Banyaknya pendatang termasuk orang-orang Jawa, Buton,
Makasar, Batak dan pendatang lainnya memanfaatkan lahan tersebut. Sebagian masyarakat
Papua tidak suka dengan keramayan sehingga banyak lahan-lahan mereka dijual
kependatang dan mereka lebih memilih berdiam diri dan berkeluarga ditengah
hutan. Singkat kata, ketika orang-orang pendatang sukses termasuk orang jawa, saya
sering mendengar makian yang dikatakan, kalau
dijawa makannya tinggal tahu dan tempe tiba disini makananya tinggal ikan dan
ada juga orang papua mengatakan datang di
Papua pakayannya ditaruh dikantung pulang disimpan dikofor.
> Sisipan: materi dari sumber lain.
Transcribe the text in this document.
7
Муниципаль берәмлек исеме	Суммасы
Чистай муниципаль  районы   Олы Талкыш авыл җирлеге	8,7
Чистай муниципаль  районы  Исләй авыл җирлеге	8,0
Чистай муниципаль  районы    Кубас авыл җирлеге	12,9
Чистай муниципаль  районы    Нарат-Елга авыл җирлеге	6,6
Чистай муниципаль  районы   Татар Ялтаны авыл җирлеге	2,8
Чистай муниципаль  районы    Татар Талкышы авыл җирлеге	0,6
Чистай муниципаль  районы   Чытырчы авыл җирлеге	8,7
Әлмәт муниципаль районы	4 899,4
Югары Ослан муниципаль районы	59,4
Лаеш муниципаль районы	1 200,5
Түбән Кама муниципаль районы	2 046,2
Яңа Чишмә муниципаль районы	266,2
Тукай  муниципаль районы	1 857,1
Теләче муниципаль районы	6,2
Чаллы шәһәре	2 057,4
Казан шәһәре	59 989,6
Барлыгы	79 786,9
Ini yang
membuat saya ketawa-ketawa, saya bilang paceee-pacee….
Lalu bagaimana dengan kehidupan sosial di China,
Amerika Serikat dan Australia?.
China
yang biasa dikenal dengan sebutan negara tirai bambu merupakan negara maju,
yang mempunyai komposisi penduduk terbesar didunia. Kehidupan sosial di negara China
sangat tertata dengan baik, secara komprehensif dan sangat efektif. Jalan
kereta api yang terhubung antara satu dengan yang lain, dapat menunjukan
kelancaran transportasi meskipun jalan tersebut merupakan bukan satu-satunya
jalan yang harus dilewati oleh kereta api tetapi juga kendaraan-kendaraan lain
seperti kendaraan roda empat (mobil) dan juga kendaraan roda dua (motor). Kalau
di Indonesia jalan kereta api kebanyakan hanya terdapat dijalan daratan, negara
China mempunyai jalan kereta api kalau dijakarta biasa disebut jalan layangan
atau jalan kereta api diatas jalan raya. Kini China sedang akan menyelesaikan
proses pembangunan jalan kereta api terpanjang di dunia.
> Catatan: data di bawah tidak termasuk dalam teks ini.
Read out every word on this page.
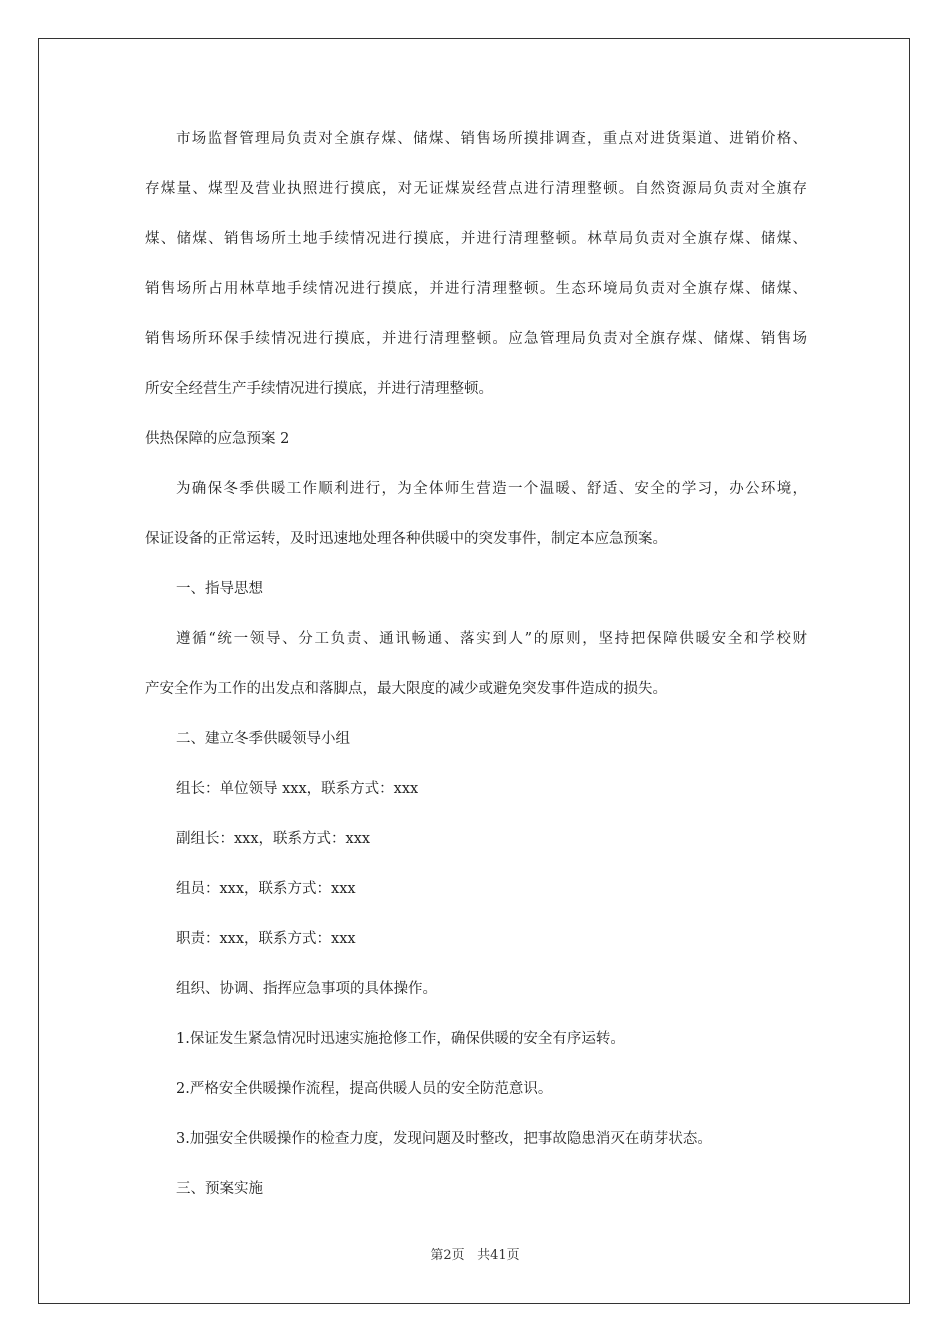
市场监督管理局负责对全旗存煤、储煤、销售场所摸排调查，重点对进货渠道、进销价格、
存煤量、煤型及营业执照进行摸底，对无证煤炭经营点进行清理整顿。自然资源局负责对全旗存
煤、储煤、销售场所土地手续情况进行摸底，并进行清理整顿。林草局负责对全旗存煤、储煤、
销售场所占用林草地手续情况进行摸底，并进行清理整顿。生态环境局负责对全旗存煤、储煤、
销售场所环保手续情况进行摸底，并进行清理整顿。应急管理局负责对全旗存煤、储煤、销售场
所安全经营生产手续情况进行摸底，并进行清理整顿。
供热保障的应急预案 2
为确保冬季供暖工作顺利进行，为全体师生营造一个温暖、舒适、安全的学习，办公环境，
保证设备的正常运转，及时迅速地处理各种供暖中的突发事件，制定本应急预案。
一、指导思想
遵循“统一领导、分工负责、通讯畅通、落实到人”的原则，坚持把保障供暖安全和学校财
产安全作为工作的出发点和落脚点，最大限度的减少或避免突发事件造成的损失。
二、建立冬季供暖领导小组
组长：单位领导 xxx，联系方式：xxx
副组长：xxx，联系方式：xxx
组员：xxx，联系方式：xxx
职责：xxx，联系方式：xxx
组织、协调、指挥应急事项的具体操作。
1.保证发生紧急情况时迅速实施抢修工作，确保供暖的安全有序运转。
2.严格安全供暖操作流程，提高供暖人员的安全防范意识。
3.加强安全供暖操作的检查力度，发现问题及时整改，把事故隐患消灭在萌芽状态。
三、预案实施
第2页 共41页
Selain itu, penataan ruang-ruang disamping jalan
kereta api terlihat sangat menyejukan. Tidak ada bangunan rumah-rumah atau
pondok-pondok yang menjadi tempat berteduh atau kios-kios yang menjadi tempat
untuk berjualan. China menetapkan regulasi-regulasi yang kongkrit, untuk
mengawasi serta memberikan sanksi terhadap warga atau masyarakat yang
mendirikan atau membangun disamping jalan rel kereta api. Sehingga tidak ada
komplikasi yang dilakukan oleh pemerintah China. Maka tidak salah, banyak
pengamat ekonomi mengatakan bahwa Negara China memiliki ketersediaan SDM,
infrastruktur dan penguasaan teknologi yang memadai sehingga mempunyai daya
saing untuk menuju negara yang akan menyaingi negara Amerika Serikat.
Amerika
serikat, dengan penduduk terbanyak setelah China. Amerika serikat yang terkenal
sebutannya dengan negara paman sam, mempunyai kehidupan social yang penuh
dengan control oleh pemerintah. Anggap saja misalnya kehidupan anak-anak
jalanan. Pemerintah AS mempunyai hak asuh untuk merawat dan memberikan
kesempatan kepada anak-anak jalanan untuk menempuh pendidikan. Memberikan
kehidupan yang layak, seperti tempat tinggal yang layak huni, dan kebutuhan
konsumsi lain yang layak dan lain sebagainya. Sama halnya dengan pengemis. Di
acara media trans7 tersebut memang terposting bahwa para pengemis mendapatkan
perlakuan yang manusiawi dan ditempatkan di dinas sosial yang lebih efektif.
Negara
Amerika Serikat sangat memfokuskan perhatiannya dalam bidang pendidikan,
terutama pendidikan bagi anak-anak, kaum muda dan juga para remaja. Pertanyaannya;
mengapa Amerika Serikat lebih memilih memusatkan perhatiannya kepada pendidikan
anak-anak, kaum muda dan juga para remaja?. Menurut Heidenheimer (1990:23)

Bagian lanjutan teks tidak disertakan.